A door opened at the far end of the room and a buasyr entered, wearing a strangely human-looking beige suit, striped, with two sets of cufflinks. Actual, old-fashioned cufflinks. And a puffy white tie—no, a cravat, that’s what it was called. It complemented her dark fur and black spidery eyes, which were only half-focused on the room’s occupants, because some people could talk and send messages at the same time. Her whole look screamed “lawyer,” so Eva assumed this was Leroy’s agent, handler, whatever they were called.

“Congratulations again to you all,” she said. “If you would, please form two lines, and we’ll begin the session. Autographed copies of your holographs with The King will be available for purchase outside.”

Eva snorted and stood, wiping her tears with the back of her hand. She hoped Leroy was getting a big cut of all the credits people were throwing around for this stuff. Good to see he was so popular, though. He deserved it, after everything he’d been through.

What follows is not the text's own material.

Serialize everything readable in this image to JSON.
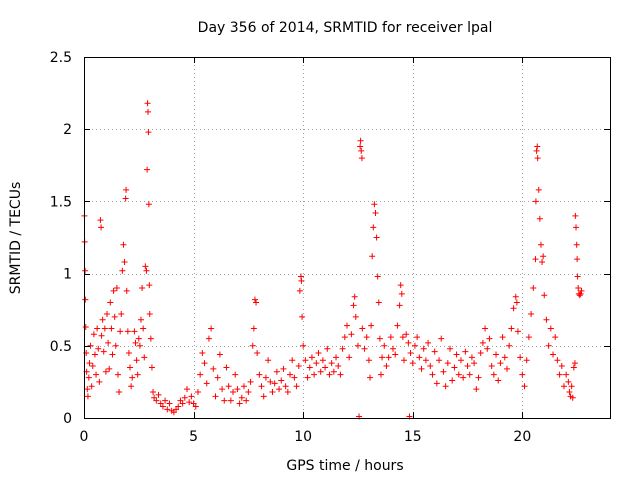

She deserved a machete to the back, but she was trying to deserve better.

Swallowing the big lump of emotions gagging her, Eva went to the back of a line. She did a brief dance with a lady who looked like a sumo wrestler with shocking-pink hair, and who apparently wanted to be last for some reason, so Eva let her. She didn’t get what the big deal was.

An ear-pounding blast of theme music started up, and an unseen announcer shouted, “Who’s ready to meet . . . The King?!”